I also felt that as Marian is a cool, smart, geeky person, there was a good chance that her fans would be similar, and therefore not so strange. And they were. People were complimentary about my books and decor, which was nice, and I enjoyed meeting new people who shared me interests.
I've also, personally, had good experiences in the past with meeting up with people I only know from the internet, and indeed staying in the homes of people I've only met on the internet, so it seemed only reasonable to suppose that the experience could be just as positive as host rather than guest. Which it was.
'It will take so much time'
Not really. I spent some time making sure that the house was tidy, and making up beds (as Marian and Co. were staying with me after the concert).

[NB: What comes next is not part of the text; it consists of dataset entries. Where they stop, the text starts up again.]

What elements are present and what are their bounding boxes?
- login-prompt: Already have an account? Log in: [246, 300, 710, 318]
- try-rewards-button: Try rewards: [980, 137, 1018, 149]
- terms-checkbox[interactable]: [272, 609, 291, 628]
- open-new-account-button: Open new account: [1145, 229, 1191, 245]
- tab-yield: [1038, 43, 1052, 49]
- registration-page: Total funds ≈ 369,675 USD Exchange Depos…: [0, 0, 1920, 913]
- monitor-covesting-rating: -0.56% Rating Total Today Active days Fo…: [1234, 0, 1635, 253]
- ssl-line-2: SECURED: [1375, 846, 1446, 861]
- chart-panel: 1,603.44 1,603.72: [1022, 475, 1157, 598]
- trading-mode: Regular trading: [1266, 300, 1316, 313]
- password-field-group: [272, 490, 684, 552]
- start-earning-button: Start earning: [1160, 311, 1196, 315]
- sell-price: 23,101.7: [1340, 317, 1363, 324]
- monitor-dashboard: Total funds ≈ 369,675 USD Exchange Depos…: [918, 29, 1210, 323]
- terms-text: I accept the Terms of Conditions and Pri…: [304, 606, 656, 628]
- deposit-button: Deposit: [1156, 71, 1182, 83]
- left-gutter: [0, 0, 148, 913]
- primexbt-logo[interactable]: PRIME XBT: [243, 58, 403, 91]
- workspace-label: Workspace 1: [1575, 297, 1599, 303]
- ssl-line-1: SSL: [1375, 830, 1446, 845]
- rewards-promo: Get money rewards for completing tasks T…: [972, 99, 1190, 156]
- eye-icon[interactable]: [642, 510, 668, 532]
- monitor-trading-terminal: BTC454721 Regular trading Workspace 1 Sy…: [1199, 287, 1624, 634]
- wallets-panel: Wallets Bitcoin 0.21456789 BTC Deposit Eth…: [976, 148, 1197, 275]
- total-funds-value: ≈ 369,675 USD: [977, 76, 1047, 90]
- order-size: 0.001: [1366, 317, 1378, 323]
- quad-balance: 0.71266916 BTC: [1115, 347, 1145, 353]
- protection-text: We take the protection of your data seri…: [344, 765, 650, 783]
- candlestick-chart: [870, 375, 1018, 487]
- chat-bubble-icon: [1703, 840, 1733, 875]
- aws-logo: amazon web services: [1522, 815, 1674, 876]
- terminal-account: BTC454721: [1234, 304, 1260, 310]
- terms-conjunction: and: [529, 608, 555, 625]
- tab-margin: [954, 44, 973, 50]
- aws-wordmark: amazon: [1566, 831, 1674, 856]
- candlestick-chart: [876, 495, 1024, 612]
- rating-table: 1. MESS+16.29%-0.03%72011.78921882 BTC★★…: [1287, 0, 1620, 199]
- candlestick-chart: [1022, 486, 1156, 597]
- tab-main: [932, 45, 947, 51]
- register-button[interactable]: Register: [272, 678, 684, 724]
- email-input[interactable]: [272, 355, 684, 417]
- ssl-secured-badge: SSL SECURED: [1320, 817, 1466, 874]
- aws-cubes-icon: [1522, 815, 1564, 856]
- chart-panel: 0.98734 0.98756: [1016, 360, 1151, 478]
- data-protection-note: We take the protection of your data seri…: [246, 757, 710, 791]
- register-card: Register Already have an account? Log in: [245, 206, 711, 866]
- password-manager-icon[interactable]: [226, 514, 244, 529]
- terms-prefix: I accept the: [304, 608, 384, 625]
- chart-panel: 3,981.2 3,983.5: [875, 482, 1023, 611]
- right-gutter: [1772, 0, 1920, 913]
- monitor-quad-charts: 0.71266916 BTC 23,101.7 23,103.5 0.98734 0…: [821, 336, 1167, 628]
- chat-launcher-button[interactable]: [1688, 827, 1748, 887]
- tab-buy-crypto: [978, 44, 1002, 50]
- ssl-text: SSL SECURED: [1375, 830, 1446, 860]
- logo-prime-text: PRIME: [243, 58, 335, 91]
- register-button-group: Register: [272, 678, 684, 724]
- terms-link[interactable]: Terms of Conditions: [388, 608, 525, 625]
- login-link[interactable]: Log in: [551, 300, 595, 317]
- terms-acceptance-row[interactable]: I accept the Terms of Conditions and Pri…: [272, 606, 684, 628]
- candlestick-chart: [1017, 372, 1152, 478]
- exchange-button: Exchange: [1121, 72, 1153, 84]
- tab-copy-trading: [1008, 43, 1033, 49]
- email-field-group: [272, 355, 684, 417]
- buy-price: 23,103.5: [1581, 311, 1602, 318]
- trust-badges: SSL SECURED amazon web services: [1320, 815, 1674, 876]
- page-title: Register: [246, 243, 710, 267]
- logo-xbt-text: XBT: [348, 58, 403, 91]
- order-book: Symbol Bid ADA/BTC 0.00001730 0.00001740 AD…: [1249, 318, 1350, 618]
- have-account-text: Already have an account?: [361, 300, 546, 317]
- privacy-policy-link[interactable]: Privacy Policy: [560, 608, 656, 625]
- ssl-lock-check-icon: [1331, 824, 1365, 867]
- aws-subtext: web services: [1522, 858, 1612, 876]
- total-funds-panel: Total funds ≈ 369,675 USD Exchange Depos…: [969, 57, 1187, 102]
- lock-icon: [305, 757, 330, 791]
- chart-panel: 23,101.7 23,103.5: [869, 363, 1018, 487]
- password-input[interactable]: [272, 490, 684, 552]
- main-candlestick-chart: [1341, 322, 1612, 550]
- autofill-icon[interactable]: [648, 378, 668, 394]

I also spent some time preparing a meal for us to eat before the concert, and baking quiche/making dips, but no more than I'd have done for any other house guests. I was fortunate in that the gig was part of Marian's Kickstarter tour, so she was in the area because people locally had shown interest in her playing here. I used twitter and facebook to publicise the concert, and put up some posters.I also had the benefit of another local fan publicising the show. None of it was very time consuming.
The concert itself was one evening, so I spent time cleaning up and preparing, but saved time in that I didn't have to travel anywhere to get to the show!
'My place is a mess'
Well, yes, but you have to clean *anyway*, and mostly you don't get fun guests and awesome live music as a reward when you've done it.
'You can't come to my town, I'm out of the way'
I admit that I was a little surprised. Trowbridge, where I live, is not exactly on the beaten track, so I had not expected it to be on Marian's route. Of course, if you're from Alaska, I'm not sure that anywhere in the UK really counts as being 'out of the way' (once you're in the country). But I guess that this is an 'if you don't ask, you don't get' situation.
|After the Show|
The concert itself was fantastic, the people who came were lovely, and having it in my own home was a special kind of 'access all areas'.
I'd do it again in a heartbeat. So, if you're wavering, take courage, and take the plunge. You won't regret it!